The word “tonneau” refers to a watch with a barrel-shaped case, and the design originated with Cartier, in 1906 I believe. As such it was one of the very first watch designs specifically intended as a wristwatch (most early wristwatches, from the late 19th century are essentially repurposed pocket watches, often in cuplike leather holders). It is a most elegant and original design – or at least it was in 1906; the design has been used by myriad brands over the years but not always to the fine effect achieved by Cartier.

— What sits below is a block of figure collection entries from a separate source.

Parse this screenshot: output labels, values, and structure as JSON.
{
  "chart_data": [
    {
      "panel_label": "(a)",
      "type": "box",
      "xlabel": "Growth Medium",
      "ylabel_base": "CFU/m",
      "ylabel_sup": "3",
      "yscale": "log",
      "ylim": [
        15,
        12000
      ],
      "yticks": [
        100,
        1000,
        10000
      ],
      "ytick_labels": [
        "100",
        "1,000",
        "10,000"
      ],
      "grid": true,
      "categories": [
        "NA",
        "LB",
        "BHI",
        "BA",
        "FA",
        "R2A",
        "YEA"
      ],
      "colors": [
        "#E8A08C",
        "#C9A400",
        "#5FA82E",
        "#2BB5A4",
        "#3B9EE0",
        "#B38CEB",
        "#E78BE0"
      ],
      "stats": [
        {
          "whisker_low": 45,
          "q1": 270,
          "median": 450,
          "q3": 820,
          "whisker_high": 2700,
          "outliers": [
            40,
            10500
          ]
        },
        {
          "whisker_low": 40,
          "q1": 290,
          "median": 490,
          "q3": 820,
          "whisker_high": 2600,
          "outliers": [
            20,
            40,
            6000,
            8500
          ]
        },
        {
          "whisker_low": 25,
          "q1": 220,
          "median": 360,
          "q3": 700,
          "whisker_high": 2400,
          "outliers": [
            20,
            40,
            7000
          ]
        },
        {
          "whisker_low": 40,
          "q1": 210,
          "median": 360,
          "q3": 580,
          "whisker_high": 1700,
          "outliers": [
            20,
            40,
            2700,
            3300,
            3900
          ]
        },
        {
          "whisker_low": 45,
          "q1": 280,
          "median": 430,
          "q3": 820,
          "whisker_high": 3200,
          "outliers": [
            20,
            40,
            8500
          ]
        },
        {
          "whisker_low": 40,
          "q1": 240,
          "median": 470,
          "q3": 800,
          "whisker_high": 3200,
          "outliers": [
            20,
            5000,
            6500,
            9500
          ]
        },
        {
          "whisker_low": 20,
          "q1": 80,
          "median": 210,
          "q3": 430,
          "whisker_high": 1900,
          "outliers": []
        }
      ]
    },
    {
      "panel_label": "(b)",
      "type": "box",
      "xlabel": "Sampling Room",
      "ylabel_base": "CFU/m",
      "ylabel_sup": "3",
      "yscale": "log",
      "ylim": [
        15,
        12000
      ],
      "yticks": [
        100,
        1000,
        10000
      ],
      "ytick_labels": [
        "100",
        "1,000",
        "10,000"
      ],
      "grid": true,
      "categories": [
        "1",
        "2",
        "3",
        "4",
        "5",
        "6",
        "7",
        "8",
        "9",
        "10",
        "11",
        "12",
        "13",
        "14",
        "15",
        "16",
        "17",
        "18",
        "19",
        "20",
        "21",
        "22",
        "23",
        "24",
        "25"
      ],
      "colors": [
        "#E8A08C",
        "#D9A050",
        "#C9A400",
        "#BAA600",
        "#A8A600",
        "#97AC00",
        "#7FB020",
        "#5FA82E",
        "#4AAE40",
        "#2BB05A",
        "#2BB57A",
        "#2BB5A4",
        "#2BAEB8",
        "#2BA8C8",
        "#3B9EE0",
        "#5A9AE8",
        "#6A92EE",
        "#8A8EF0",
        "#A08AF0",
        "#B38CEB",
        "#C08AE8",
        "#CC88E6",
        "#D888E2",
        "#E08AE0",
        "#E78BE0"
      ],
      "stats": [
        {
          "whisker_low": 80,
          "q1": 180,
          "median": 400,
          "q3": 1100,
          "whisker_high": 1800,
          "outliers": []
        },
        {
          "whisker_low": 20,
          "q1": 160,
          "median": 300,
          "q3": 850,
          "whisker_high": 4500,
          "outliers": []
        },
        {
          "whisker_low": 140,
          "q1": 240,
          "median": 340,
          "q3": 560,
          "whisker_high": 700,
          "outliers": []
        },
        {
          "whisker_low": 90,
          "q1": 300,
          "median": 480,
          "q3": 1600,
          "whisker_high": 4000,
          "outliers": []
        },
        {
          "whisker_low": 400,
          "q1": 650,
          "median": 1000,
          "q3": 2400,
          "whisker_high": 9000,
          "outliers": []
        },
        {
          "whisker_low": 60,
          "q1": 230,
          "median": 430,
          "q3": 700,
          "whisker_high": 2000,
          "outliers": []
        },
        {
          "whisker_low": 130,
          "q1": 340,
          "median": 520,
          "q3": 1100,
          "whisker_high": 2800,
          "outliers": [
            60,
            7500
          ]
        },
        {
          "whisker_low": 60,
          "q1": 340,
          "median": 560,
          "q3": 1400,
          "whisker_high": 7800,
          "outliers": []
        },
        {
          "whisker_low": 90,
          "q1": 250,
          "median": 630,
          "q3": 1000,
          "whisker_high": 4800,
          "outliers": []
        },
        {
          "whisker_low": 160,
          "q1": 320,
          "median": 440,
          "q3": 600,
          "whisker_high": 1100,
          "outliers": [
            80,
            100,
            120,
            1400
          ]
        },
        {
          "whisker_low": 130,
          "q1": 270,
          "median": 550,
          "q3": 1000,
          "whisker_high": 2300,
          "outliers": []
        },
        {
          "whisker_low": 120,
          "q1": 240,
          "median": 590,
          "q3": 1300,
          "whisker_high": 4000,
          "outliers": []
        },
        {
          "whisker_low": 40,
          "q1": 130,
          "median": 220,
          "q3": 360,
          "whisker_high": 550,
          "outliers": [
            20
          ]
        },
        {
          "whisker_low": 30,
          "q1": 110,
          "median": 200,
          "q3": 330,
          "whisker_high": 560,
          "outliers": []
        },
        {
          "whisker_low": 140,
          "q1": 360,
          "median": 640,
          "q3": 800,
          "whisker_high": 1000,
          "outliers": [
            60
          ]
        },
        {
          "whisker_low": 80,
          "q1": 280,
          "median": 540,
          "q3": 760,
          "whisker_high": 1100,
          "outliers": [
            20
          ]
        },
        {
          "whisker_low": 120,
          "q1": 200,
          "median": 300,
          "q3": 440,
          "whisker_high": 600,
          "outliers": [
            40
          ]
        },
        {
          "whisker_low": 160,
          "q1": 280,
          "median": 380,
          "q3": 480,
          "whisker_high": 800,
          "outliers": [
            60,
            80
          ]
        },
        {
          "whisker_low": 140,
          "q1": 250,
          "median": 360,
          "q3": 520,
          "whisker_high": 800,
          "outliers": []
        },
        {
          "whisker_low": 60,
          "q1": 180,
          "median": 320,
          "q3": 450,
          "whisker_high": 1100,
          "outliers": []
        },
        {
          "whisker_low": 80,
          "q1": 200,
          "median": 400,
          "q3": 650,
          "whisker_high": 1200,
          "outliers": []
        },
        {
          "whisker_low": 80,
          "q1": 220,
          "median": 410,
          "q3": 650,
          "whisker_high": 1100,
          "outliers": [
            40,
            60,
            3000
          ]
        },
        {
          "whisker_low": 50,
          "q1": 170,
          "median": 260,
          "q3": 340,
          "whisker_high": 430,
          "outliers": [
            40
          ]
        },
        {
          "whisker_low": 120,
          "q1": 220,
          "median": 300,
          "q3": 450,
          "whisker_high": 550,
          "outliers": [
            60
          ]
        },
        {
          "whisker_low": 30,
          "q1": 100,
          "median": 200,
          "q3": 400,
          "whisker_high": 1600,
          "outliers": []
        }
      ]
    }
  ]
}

Cartier does have what amount to tonneau watches in its current collection; I would look at the Tortue simple men’s watches, and also the Drive de Cartier, especially the extra flat model. From other brands, Vacheron has its Malte collection – like everything from Vacheron, lovely watches although a bit expensive for what they are (like everything from Vacheron these days). I would also look at a Breguet. Their Heritage collection is all tonneau cases, and though it may be a bit small for some fellows I have always felt that the ref. 8806, with its moonphase display, is a lovely watch (and to repeat the sad refrain, expensive for what it is … nice watch though).
The Other Engagement Watch (Not A Rolex)
Hi Watch Snob,
Looking for some advice and who better to turn to than yourself!
Unconventionally I am breaking female stereotype and planning on proposing to my boyfriend in the coming months – not with a ring but with a watch. He has a thing for Bell and Ross watches, possibly to do with his love for flying, namely paragliding. However after reading your article and finding out that they don’t actually make the automatic movement I was a little put off. Can you suggest any alternative brands that would be an excellent choice? He’s not much of a Rolex/Tag man, he’s an action adventure kinda guy. I am looking at around 5000 Euro / $5800 budget.
Any help would be massively appreciated! I really want this to be one of the most special things I can do for him!
Well, ordinarily I’d strongly suggest Rolex; an Oyster Perpetual is as solid a piece of watchmaking as you can ask for at that price, and moreover it holds its value well (nothing to sneeze at in this uncertain world). It seems probable however that you already know this, to some extent, and that you also know that Rolex makes pretty much everything in-house, and have decided you’d rather spend your money elsewhere. Besides, if your young man prefers not to wear a Rolex, there is not much point in suggesting you get him one.
For a fellow who loves flying and aviation, one very obvious choice is the Omega Speedmaster Professional; the prices have gone up a bit over the last few years (what hasn’t) but it is still a watch that can be had new for less than six thousand dollars, and a better example of the art of the mid-century sports chronograph, you would be hard pressed to find. If he already knows watches a bit, I think there is an excellent chance it would please him and if he does not, I think he would find it to be, as so many of us have, one of those watches that becomes more and more of a joy to wear, the more you know about its history.